As for the cast, they are done no favours by Scott. Rewatch "Alien" or "Aliens" and you will see textbook examples of how to quickly introduce a team of characters which separates their personalities and moves the story forward. Unfortunately, the heroine is Dany Branson played by Katherine Waterston who was the worst aspect of "Fantastic Beasts and Where to Find Them" and if anything she is worse in this. Her acting persona is a charisma vortex and of course that is a heavy anchor for the rest of the ensemble.
The shining light is Michael Fassbender who as a synthetic can be seen in various roles with flashbacks and so on. Every time he is on screen, the film intensifies and is interesting for that heartbeat. An interesting short film would be just the philosophical discussions he holds in this film.
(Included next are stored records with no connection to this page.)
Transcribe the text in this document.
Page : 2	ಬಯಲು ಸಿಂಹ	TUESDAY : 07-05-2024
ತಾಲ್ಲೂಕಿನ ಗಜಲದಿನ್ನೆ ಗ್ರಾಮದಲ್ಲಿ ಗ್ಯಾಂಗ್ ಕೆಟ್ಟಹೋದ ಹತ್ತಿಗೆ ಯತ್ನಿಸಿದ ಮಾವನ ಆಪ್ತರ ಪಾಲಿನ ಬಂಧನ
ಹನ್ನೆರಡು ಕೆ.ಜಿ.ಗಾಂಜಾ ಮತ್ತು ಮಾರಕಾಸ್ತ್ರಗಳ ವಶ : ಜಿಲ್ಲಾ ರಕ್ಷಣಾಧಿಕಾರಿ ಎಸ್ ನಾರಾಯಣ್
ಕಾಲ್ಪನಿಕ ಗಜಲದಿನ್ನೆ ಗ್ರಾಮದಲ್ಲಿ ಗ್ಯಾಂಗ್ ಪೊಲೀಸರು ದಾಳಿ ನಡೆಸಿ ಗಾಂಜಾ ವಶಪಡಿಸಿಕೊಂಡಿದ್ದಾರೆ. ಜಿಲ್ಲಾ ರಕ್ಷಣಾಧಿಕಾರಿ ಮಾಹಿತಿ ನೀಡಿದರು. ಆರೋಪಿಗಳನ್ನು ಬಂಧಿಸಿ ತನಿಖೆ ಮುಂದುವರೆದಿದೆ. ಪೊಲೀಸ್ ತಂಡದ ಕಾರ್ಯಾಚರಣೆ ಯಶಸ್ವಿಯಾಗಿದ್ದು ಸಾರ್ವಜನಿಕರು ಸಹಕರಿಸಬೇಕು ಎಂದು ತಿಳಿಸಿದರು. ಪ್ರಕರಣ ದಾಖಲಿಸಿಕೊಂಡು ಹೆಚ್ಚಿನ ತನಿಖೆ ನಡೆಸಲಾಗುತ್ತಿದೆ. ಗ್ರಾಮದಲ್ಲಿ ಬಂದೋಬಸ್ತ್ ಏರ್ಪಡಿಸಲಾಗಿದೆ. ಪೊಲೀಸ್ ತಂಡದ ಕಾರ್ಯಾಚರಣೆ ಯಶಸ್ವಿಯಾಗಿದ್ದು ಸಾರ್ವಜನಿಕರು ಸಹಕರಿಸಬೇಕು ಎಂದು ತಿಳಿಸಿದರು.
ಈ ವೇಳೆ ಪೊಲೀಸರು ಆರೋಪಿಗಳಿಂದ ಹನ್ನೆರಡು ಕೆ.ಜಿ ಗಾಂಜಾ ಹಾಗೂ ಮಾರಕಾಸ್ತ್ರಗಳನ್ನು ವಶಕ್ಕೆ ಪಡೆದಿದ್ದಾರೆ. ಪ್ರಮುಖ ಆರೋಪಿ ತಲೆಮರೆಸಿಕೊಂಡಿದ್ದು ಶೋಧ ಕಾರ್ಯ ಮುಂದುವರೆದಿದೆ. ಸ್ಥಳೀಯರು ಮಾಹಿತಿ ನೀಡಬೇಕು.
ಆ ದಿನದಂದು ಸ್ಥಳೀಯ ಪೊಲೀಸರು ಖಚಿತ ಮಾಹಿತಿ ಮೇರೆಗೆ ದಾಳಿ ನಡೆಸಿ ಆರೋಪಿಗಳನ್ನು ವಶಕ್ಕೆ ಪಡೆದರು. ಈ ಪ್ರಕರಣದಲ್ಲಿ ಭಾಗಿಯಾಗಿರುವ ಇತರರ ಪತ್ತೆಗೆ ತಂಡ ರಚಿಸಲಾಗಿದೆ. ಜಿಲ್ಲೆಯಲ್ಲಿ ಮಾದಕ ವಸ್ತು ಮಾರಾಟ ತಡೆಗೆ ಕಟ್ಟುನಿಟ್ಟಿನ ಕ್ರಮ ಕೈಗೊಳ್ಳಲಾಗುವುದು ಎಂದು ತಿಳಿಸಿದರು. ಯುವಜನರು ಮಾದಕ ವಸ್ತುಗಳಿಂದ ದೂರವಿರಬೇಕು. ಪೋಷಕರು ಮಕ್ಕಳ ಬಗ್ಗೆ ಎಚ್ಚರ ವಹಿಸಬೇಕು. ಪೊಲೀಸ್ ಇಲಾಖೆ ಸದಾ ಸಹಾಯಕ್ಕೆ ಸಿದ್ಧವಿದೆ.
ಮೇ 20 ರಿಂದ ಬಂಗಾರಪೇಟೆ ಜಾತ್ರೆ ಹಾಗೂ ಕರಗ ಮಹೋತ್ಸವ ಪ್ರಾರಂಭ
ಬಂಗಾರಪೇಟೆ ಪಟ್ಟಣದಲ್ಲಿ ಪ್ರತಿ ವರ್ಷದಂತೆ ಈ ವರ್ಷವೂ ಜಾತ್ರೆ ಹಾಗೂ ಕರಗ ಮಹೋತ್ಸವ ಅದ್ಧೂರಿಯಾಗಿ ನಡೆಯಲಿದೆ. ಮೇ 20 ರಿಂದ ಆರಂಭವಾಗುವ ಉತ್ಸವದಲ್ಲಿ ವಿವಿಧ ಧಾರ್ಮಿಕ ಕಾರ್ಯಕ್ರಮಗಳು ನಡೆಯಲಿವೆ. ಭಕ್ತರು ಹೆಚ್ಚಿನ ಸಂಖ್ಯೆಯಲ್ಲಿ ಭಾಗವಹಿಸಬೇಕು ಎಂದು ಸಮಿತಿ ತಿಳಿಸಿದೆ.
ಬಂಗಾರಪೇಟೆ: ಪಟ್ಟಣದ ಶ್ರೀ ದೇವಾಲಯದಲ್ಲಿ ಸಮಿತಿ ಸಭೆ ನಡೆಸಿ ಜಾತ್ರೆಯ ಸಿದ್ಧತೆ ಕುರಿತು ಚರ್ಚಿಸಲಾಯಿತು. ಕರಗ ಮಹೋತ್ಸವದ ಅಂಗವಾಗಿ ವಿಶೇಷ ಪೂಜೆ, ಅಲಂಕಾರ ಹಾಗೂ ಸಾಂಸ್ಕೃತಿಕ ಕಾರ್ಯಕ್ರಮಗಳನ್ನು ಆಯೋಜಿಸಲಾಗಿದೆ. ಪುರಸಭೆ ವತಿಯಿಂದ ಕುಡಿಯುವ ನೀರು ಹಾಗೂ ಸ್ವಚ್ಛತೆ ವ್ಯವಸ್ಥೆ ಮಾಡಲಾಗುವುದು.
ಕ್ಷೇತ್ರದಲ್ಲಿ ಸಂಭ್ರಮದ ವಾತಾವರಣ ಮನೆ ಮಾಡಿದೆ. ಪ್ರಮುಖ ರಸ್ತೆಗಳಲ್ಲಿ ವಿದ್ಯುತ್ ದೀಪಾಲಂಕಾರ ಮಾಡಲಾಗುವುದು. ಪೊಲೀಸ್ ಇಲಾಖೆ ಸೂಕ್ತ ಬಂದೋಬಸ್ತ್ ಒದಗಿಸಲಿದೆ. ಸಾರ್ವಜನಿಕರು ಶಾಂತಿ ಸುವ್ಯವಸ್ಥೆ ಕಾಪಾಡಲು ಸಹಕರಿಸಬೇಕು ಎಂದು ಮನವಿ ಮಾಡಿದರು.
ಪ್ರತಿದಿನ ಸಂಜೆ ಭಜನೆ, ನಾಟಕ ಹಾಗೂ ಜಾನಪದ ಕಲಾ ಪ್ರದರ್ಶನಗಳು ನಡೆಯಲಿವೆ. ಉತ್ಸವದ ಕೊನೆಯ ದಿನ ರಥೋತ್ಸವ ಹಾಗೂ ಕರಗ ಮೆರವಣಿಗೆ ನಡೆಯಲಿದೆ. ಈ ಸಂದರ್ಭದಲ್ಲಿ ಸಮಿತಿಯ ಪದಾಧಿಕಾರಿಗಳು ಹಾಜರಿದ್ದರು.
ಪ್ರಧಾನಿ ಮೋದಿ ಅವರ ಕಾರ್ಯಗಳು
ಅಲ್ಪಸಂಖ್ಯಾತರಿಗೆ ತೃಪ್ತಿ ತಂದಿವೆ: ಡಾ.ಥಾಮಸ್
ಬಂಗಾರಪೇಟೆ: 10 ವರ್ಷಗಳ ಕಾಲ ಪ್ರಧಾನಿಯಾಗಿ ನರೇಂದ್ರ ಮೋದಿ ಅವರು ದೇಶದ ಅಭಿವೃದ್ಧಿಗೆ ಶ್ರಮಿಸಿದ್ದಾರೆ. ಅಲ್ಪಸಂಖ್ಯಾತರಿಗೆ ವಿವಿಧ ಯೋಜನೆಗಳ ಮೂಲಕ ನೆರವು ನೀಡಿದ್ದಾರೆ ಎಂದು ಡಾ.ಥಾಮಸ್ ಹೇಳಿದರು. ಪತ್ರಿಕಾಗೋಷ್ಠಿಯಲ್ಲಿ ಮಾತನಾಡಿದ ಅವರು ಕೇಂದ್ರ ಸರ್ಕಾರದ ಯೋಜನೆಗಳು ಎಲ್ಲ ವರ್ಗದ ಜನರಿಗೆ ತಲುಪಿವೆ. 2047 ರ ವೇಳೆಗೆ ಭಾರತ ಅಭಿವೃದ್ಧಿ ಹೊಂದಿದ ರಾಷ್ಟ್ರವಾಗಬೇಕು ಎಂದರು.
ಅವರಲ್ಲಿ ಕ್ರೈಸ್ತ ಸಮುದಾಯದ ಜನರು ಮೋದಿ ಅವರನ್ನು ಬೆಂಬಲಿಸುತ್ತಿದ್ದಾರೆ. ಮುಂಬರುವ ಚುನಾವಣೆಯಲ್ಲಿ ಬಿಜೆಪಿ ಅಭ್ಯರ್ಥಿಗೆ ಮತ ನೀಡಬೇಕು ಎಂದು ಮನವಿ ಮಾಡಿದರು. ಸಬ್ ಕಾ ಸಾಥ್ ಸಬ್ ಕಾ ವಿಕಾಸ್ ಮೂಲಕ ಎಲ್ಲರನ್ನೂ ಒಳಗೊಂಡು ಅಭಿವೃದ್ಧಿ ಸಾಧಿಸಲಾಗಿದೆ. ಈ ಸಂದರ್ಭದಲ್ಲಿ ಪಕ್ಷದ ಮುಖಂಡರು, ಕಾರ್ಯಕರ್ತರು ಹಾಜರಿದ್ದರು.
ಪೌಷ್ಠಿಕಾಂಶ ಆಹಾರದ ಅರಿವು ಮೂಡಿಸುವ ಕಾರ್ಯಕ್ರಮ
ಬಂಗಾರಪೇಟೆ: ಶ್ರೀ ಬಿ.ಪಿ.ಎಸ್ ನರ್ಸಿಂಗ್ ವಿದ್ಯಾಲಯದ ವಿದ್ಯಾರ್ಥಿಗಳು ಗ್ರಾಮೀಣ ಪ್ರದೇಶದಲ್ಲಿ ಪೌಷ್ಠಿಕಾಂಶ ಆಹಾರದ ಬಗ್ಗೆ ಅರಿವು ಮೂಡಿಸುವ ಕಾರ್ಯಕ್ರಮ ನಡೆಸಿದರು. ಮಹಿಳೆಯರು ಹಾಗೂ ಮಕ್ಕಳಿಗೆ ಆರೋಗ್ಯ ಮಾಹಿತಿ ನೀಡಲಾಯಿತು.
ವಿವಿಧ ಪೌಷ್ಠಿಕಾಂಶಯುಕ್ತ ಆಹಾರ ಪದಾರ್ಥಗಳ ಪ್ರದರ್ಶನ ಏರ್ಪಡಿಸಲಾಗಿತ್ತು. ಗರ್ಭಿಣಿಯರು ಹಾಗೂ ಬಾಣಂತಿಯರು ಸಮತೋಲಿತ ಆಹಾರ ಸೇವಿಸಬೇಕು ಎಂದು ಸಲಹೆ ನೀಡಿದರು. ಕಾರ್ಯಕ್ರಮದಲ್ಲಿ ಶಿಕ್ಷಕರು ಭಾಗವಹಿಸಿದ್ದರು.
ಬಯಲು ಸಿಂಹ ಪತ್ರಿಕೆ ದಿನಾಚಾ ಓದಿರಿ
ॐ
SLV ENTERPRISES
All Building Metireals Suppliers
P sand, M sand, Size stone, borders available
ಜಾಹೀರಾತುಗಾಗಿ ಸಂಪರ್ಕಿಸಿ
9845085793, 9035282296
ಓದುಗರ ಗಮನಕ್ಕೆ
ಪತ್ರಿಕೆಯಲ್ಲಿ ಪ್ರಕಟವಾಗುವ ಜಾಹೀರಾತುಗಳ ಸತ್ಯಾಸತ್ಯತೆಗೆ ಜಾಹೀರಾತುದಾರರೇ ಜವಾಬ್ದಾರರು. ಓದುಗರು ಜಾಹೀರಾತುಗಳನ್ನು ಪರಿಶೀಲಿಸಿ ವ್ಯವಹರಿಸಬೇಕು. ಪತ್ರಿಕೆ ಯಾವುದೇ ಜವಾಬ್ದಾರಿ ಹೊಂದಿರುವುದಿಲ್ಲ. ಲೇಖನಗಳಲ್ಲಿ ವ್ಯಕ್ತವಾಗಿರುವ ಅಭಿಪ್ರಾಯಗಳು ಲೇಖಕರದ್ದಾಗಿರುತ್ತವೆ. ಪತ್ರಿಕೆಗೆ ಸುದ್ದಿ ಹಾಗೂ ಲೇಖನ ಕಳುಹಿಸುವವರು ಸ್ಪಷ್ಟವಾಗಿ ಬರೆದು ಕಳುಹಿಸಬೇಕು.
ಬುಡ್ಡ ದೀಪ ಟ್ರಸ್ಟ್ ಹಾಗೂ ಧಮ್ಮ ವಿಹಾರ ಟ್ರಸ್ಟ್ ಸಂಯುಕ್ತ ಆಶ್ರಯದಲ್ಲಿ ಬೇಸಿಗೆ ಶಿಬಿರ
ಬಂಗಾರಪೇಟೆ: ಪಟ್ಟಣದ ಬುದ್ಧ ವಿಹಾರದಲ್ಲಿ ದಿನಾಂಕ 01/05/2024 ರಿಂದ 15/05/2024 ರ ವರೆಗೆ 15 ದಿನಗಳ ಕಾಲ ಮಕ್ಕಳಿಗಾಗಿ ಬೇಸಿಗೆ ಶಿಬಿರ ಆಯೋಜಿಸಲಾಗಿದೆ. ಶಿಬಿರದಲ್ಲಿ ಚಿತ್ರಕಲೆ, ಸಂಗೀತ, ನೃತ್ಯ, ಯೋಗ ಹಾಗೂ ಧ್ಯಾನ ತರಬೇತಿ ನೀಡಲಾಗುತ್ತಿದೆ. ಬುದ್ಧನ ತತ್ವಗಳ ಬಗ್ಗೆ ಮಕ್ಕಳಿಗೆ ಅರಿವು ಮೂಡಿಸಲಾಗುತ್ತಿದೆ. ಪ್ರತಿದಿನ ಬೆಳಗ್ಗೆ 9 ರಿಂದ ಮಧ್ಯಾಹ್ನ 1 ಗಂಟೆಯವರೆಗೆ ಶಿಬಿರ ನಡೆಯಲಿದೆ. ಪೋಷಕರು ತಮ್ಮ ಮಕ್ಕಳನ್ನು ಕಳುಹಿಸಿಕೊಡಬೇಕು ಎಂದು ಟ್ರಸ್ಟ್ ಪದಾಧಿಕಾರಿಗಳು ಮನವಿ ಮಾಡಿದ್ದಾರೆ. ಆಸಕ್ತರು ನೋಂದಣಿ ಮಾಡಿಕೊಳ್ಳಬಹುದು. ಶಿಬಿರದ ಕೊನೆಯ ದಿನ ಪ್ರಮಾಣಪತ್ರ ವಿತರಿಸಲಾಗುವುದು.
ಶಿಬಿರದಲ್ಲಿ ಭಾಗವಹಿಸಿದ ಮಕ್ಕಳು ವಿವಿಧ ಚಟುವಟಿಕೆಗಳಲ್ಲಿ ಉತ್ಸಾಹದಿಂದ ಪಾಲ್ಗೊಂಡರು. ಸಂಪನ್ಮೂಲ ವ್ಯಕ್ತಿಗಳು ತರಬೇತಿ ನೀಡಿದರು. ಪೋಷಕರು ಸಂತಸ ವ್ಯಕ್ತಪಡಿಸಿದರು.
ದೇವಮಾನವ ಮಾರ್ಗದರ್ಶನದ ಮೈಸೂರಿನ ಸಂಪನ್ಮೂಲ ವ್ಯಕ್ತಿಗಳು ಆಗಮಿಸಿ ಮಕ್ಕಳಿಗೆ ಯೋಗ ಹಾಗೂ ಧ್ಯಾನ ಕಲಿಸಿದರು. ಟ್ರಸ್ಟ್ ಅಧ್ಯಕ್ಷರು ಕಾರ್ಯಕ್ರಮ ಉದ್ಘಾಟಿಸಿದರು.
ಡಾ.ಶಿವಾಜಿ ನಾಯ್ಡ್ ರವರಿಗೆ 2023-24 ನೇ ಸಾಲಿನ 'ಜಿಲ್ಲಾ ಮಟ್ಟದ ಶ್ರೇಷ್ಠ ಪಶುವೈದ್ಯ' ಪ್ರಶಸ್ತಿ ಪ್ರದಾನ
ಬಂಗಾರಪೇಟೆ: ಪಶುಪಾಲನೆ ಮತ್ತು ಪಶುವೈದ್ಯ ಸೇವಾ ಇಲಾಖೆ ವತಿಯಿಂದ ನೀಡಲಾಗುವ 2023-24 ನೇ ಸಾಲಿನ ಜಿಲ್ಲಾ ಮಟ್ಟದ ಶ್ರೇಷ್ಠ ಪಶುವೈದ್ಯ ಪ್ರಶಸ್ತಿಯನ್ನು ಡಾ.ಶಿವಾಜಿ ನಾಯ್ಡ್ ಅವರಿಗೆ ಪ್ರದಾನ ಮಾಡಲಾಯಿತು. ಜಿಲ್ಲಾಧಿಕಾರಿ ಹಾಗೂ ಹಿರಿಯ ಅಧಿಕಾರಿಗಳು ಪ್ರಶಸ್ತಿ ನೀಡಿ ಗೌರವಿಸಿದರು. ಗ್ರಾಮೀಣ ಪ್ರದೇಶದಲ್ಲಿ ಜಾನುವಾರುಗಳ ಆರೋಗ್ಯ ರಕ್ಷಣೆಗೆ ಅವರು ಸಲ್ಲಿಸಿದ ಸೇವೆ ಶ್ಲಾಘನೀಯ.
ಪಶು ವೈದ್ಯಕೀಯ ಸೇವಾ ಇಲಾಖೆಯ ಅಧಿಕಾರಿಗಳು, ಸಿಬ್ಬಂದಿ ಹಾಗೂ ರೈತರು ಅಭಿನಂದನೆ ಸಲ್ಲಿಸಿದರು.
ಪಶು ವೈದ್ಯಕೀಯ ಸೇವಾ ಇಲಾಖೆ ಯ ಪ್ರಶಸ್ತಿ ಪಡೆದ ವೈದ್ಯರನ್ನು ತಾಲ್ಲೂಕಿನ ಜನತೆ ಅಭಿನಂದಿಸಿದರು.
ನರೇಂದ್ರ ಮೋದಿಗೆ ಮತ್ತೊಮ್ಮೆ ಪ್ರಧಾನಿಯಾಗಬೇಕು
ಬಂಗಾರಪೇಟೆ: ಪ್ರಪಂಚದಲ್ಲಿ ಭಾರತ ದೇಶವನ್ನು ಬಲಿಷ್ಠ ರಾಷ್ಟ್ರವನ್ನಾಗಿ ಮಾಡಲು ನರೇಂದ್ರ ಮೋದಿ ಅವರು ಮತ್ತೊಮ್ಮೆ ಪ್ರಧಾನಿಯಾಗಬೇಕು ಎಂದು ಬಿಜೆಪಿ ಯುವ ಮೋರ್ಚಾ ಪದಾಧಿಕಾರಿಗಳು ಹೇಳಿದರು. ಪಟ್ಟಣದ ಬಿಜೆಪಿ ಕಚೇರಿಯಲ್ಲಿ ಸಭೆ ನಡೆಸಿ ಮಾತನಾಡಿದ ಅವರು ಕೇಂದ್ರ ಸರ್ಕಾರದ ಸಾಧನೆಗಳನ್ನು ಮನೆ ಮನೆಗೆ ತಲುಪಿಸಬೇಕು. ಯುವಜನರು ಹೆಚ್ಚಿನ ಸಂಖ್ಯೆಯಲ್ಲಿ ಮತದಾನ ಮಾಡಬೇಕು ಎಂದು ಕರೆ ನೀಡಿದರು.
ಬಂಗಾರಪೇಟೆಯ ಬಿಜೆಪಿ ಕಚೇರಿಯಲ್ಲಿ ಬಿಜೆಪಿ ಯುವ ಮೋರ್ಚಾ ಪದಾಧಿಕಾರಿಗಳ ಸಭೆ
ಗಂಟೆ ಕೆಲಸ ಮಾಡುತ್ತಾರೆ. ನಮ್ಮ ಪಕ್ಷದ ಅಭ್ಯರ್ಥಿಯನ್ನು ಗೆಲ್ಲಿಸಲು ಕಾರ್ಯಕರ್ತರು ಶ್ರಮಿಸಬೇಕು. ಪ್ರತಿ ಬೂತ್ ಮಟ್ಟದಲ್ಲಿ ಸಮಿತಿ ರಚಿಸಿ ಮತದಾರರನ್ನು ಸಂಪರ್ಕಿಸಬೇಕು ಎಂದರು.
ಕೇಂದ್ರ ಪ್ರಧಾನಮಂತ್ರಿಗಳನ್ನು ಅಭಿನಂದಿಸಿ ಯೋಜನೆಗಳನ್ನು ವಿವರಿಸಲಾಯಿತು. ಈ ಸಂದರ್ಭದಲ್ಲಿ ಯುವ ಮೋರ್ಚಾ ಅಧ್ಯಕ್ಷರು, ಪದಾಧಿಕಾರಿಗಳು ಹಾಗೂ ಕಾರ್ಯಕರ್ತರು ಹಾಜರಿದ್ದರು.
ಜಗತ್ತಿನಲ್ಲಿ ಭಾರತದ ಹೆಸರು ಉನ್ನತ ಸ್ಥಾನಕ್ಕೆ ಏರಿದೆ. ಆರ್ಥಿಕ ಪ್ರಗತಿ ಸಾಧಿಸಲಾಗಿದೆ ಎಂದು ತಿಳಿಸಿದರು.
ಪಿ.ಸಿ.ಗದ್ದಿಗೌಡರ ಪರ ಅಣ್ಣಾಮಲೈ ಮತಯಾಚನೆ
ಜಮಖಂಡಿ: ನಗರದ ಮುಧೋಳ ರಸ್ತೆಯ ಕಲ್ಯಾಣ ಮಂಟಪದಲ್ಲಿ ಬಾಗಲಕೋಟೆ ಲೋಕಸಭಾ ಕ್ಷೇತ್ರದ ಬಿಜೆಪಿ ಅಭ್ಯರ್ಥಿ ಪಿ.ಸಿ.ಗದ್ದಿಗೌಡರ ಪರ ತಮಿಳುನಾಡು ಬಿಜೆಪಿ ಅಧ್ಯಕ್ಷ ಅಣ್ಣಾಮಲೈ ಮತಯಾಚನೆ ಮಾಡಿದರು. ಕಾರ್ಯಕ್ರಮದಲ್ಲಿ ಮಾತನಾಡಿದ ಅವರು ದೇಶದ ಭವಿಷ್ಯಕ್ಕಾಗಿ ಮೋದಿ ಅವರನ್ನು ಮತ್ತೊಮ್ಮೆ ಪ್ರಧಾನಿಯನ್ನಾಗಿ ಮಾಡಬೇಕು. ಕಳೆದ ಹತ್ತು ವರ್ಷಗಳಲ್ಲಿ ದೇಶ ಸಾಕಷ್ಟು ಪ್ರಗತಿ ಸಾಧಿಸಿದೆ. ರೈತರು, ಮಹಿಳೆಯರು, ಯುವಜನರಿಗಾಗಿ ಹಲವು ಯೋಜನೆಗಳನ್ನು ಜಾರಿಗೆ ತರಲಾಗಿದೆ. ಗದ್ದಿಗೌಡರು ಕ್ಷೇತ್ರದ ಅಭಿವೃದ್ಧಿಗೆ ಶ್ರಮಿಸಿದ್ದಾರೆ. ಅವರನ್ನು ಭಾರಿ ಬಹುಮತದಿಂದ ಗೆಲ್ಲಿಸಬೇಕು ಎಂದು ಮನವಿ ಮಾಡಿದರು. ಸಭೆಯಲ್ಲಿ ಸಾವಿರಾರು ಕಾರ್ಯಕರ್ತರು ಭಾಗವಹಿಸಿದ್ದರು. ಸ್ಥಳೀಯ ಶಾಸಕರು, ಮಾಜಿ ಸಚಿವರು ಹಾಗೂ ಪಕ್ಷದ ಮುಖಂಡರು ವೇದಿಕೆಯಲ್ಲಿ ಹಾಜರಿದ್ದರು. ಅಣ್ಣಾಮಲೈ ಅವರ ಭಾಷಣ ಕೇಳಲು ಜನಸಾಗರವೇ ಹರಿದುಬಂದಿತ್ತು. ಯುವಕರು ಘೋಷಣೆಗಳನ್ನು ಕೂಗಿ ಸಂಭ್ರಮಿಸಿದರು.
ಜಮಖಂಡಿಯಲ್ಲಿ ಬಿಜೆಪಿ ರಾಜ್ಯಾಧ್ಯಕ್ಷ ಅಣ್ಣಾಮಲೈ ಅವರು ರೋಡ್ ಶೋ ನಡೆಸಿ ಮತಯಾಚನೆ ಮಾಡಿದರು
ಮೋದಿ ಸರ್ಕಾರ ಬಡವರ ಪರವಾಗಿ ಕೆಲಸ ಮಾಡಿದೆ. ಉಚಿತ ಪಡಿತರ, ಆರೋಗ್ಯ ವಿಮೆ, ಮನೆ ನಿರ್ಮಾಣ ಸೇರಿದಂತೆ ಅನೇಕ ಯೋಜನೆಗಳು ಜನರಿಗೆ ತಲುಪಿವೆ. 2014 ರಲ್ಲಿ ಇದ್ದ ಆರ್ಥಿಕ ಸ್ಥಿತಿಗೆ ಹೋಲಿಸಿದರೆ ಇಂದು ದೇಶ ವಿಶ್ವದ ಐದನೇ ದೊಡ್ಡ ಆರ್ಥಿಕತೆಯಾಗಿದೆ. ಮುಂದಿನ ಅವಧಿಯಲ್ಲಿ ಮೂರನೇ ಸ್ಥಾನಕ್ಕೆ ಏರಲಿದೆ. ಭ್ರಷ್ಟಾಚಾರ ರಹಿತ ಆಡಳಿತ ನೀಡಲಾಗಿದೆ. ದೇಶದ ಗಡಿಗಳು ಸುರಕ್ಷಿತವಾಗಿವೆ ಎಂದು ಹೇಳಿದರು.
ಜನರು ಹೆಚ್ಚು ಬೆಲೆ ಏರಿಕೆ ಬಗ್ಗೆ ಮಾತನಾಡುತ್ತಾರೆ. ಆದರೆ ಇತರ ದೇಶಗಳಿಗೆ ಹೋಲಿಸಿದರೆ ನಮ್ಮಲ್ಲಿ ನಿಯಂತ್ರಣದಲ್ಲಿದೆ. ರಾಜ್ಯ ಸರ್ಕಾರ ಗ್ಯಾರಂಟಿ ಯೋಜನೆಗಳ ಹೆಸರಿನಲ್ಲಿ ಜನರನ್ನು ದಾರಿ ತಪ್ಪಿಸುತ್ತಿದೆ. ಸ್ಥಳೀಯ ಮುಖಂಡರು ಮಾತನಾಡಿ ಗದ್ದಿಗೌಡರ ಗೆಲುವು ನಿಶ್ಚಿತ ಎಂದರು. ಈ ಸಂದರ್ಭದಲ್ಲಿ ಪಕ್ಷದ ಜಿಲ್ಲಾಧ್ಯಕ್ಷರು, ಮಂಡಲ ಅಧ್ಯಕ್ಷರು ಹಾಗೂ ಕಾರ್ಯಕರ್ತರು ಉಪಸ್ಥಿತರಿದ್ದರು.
The rest of the film is standard B grade shoot 'em up but because everyone acts so stupidly you actually end up barracking for the xenomorphs. In fact the pivotal scene which is halfway through the movie is so ludicrous that people laughed in my screening (Think Jedi)
Scott was lambasted for the ponderous "Prometheus" so he has doubled down on the action setting up a Gothic palace which needs to be explored but as with any Poe poem or Shelley novella, things can only lead to the macabre despite any action the characters take. This film has more in common with Texas Chainsaw then the Alien franchise.